Allocating matrix performances-CodePudding

I have two scenarios, in both i allocate 78*2 sizeof(int) of memory and initialize it to 0. Are there any differences regards performances?

Scenario A:

int ** v = calloc(2 , sizeof(int*));

    for (i=0; i<2;   i)
    {
        v[i] = calloc(78, sizeof(int));
    }

Scenario B:

int ** v = calloc(78 , sizeof(int*));

    for (i=0; i<78;   i)
    {
        v[i] = calloc(2, sizeof(int));
    }

I supposed that in performance terms, it's better to use a calloc if an initialize array is needed, let me know if I'm wrong

CodePudding user response：

First, discussing optimization abstractly has some difficulties because compilers are becoming increasingly better at optimization. (For some reason, compiler developers will not stop improving them.) We do not always know what machine code given source code will produce, especially when we write source code today and expect it to be used for many years to come. Optimization may consolidate multiple steps into one or may omit unnecessary steps (such as clearing memory with calloc instead of malloc immediately before the memory is completely overwritten in a for loop). There is a growing difference between what source code nominally says (“Do these specific steps in this specific order”) and what it technically says in the language abstraction (“Compute the same results as this source code in some optimized fashion”).

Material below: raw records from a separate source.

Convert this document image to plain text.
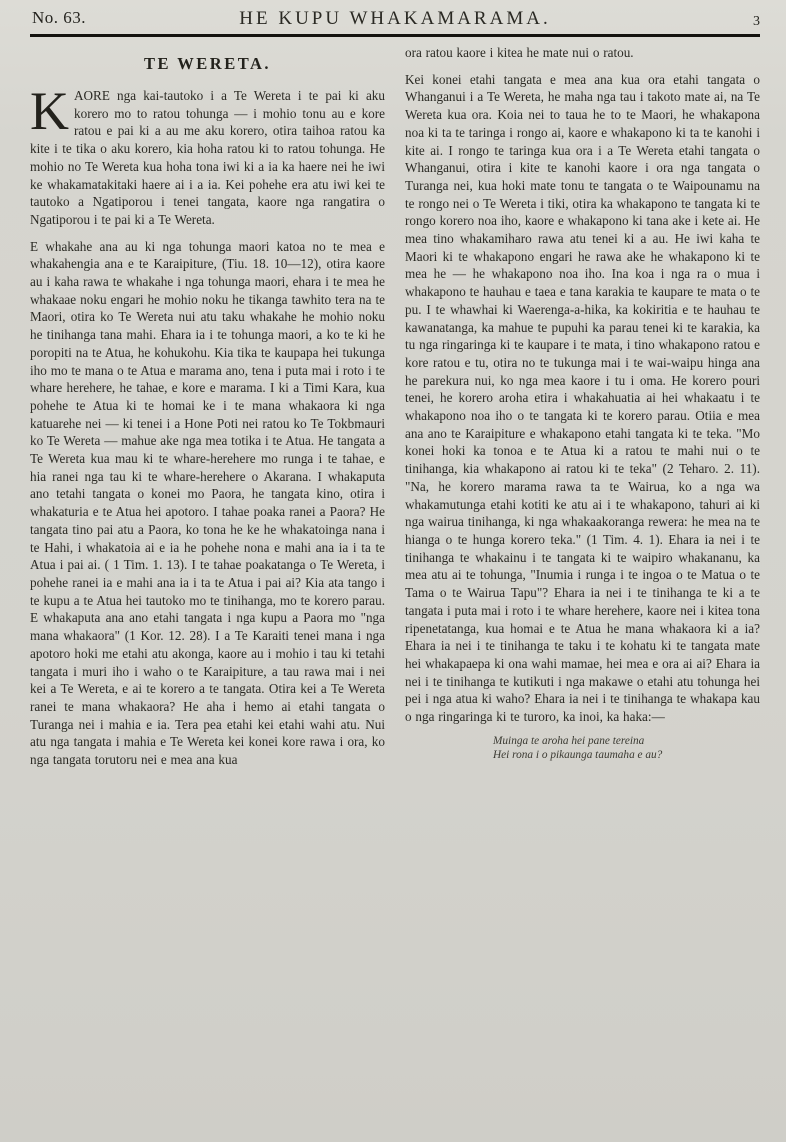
No. 63.	HE KUPU WHAKAMARAMA.	3
TE WERETA.

KAORE nga kai-tautoko i a Te Wereta i te pai ki aku korero mo to ratou tohunga — i mohio tonu au e kore ratou e pai ki a au me aku korero, otira taihoa ratou ka kite i te tika o aku korero, kia hoha ratou ki to ratou tohunga. He mohio no Te Wereta kua hoha tona iwi ki a ia ka haere nei he iwi ke whakamatakitaki haere ai i a ia. Kei pohehe era atu iwi kei te tautoko a Ngatiporou i tenei tangata, kaore nga rangatira o Ngatiporou i te pai ki a Te Wereta.

E whakahe ana au ki nga tohunga maori katoa no te mea e whakahengia ana e te Karaipiture, (Tiu. 18. 10—12), otira kaore au i kaha rawa te whakahe i nga tohunga maori, ehara i te mea he whakaae noku engari he mohio noku he tikanga tawhito tera na te Maori, otira ko Te Wereta nui atu taku whakahe he mohio noku he tinihanga tana mahi. Ehara ia i te tohunga maori, a ko te ki he poropiti na te Atua, he kohukohu. Kia tika te kaupapa hei tukunga iho mo te mana o te Atua e marama ano, tena i puta mai i roto i te whare herehere, he tahae, e kore e marama. I ki a Timi Kara, kua pohehe te Atua ki te homai ke i te mana whakaora ki nga katuarehe nei — ki tenei i a Hone Poti nei ratou ko Te Tokbmauri ko Te Wereta — mahue ake nga mea totika i te Atua. He tangata a Te Wereta kua mau ki te whare-herehere mo runga i te tahae, e hia ranei nga tau ki te whare-herehere o Akarana. I whakaputa ano tetahi tangata o konei mo Paora, he tangata kino, otira i whakaturia e te Atua hei apotoro. I tahae poaka ranei a Paora? He tangata tino pai atu a Paora, ko tona he ke he whakatoinga nana i te Hahi, i whakatoia ai e ia he pohehe nona e mahi ana ia i ta te Atua i pai ai. ( 1 Tim. 1. 13). I te tahae poakatanga o Te Wereta, i pohehe ranei ia e mahi ana ia i ta te Atua i pai ai? Kia ata tango i te kupu a te Atua hei tautoko mo te tinihanga, mo te korero parau. E whakaputa ana ano etahi tangata i nga kupu a Paora mo "nga mana whakaora" (1 Kor. 12. 28). I a Te Karaiti tenei mana i nga apotoro hoki me etahi atu akonga, kaore au i mohio i tau ki tetahi tangata i muri iho i waho o te Karaipiture, a tau rawa mai i nei kei a Te Wereta, e ai te korero a te tangata. Otira kei a Te Wereta ranei te mana whakaora? He aha i hemo ai etahi tangata o Turanga nei i mahia e ia. Tera pea etahi kei etahi wahi atu. Nui atu nga tangata i mahia e Te Wereta kei konei kore rawa i ora, ko nga tangata torutoru nei e mea ana kua

ora ratou kaore i kitea he mate nui o ratou.

Kei konei etahi tangata e mea ana kua ora etahi tangata o Whanganui i a Te Wereta, he maha nga tau i takoto mate ai, na Te Wereta kua ora. Koia nei to taua he to te Maori, he whakapona noa ki ta te taringa i rongo ai, kaore e whakapono ki ta te kanohi i kite ai. I rongo te taringa kua ora i a Te Wereta etahi tangata o Whanganui, otira i kite te kanohi kaore i ora nga tangata o Turanga nei, kua hoki mate tonu te tangata o te Waipounamu na te rongo nei o Te Wereta i tiki, otira ka whakapono te tangata ki te rongo korero noa iho, kaore e whakapono ki tana ake i kete ai. He mea tino whakamiharo rawa atu tenei ki a au. He iwi kaha te Maori ki te whakapono engari he rawa ake he whakapono ki te mea he — he whakapono noa iho. Ina koa i nga ra o mua i whakapono te hauhau e taea e tana karakia te kaupare te mata o te pu. I te whawhai ki Waerenga-a-hika, ka kokiritia e te hauhau te kawanatanga, ka mahue te pupuhi ka parau tenei ki te karakia, ka tu nga ringaringa ki te kaupare i te mata, i tino whakapono ratou e kore ratou e tu, otira no te tukunga mai i te wai-waipu hinga ana he parekura nui, ko nga mea kaore i tu i oma. He korero pouri tenei, he korero aroha etira i whakahuatia ai hei whakaatu i te whakapono noa iho o te tangata ki te korero parau. Otiia e mea ana ano te Karaipiture e whakapono etahi tangata ki te teka. "Mo konei hoki ka tonoa e te Atua ki a ratou te mahi nui o te tinihanga, kia whakapono ai ratou ki te teka" (2 Teharo. 2. 11). "Na, he korero marama rawa ta te Wairua, ko a nga wa whakamutunga etahi kotiti ke atu ai i te whakapono, tahuri ai ki nga wairua tinihanga, ki nga whakaakoranga rewera: he mea na te hianga o te hunga korero teka." (1 Tim. 4. 1). Ehara ia nei i te tinihanga te whakainu i te tangata ki te waipiro whakananu, ka mea atu ai te tohunga, "Inumia i runga i te ingoa o te Matua o te Tama o te Wairua Tapu"? Ehara ia nei i te tinihanga te ki a te tangata i puta mai i roto i te whare herehere, kaore nei i kitea tona ripenetatanga, kua homai e te Atua he mana whakaora ki a ia? Ehara ia nei i te tinihanga te taku i te kohatu ki te tangata mate hei whakapaepa ki ona wahi mamae, hei mea e ora ai ai? Ehara ia nei i te tinihanga te kutikuti i nga makawe o etahi atu tohunga hei pei i nga atua ki waho? Ehara ia nei i te tinihanga te whakapa kau o nga ringaringa ki te turoro, ka inoi, ka haka:—

Muinga te aroha hei pane tereina
Hei rona i o pikaunga taumaha e au?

However, we can generally figure that writing source code without unnecessary steps is at least as good as writing source code with unnecessary steps. With that in mind, let’s consider the nominal steps in your scenarios.

In Scenario A, we tell the computer:

Allocate 2 int *, clear them, and put their address in v.
Twice, allocate 78 int, clear them, and put their addresses in the preceding int *.

In Scenario B, we tell the computer:

Allocate 78 int *, clear them, and put their address in v.
78 times, allocate two int, clear them, and put their addresses in the preceding int *.

We can easily see two things:

Both of these scenarios both clear the memory for the int * and immediately fill it with other data. That is wasteful; there is no need to set memory to zero before setting it to something else. Just set it to something else. Use malloc for this, not calloc. malloc takes just one parameter for the size instead of two that are multiplied, so replace calloc(2, sizeof (int *)) with malloc(2 * sizeof (int *)). (Also, to tie the allocation to the pointer being assigned, use int **v = malloc(2 * sizeof *v); instead of repeating the type separately.)
At the step where Scenario B does 78 things, Scenario A does two things, but the code is otherwise very similar, so Scenario A has fewer steps. If both would serve some purpose, then A is likely preferable.

However, both scenarios allude to another issue. Presumably, the so-called array will be used later in the program, likely in a form like v[i][j]. Using this as a value means:

Fetch the pointer v.
Calculate i elements beyond that.
Fetch the pointer at that location.
Calculate j elements beyond that.
Fetch the int at that location.

Let’s consider a different way to define v: int (*v)[78] = malloc(2 * sizeof *v);.

This says:

Allocate space for 2 arrays of 78 int and put their address in v.

Immediately we see that involves fewer steps than Scenario A or Scenario B. But also look at what it does to the steps for using v[i][j] as a value. Because v is a pointer to an array instead of a pointer to a pointer, the computer can calculate where the appropriate element is instead of having to load an address from memory:

Fetch the pointer v.
Calculate i•78 elements beyond that.
Calculate j elements beyond that.
Fetch the int at that location.

So this pointer-to-array version is one step fewer than the pointer-to-pointer version.

Further, the pointer-to-pointer version requires an additional fetch from memory for each use of v[i][j]. Fetches from memory can be expensive relative to in-processor operations like multiplying and adding, so it is a good step to eliminate. Having to fetch a pointer can prevent a processor from predicting where the next load from memory might be based on recent patterns of use. Additionally, the pointer-to-array version puts all the elements of the 2×78 array together in memory, which can benefit the cache performance. Processors are also designed for efficient use of consecutive memory. With the pointer-to-pointer version, the separate allocations typically wind up with at least some separation between the rows and may have a lot of separation, which can break the benefits of consecutive memory use.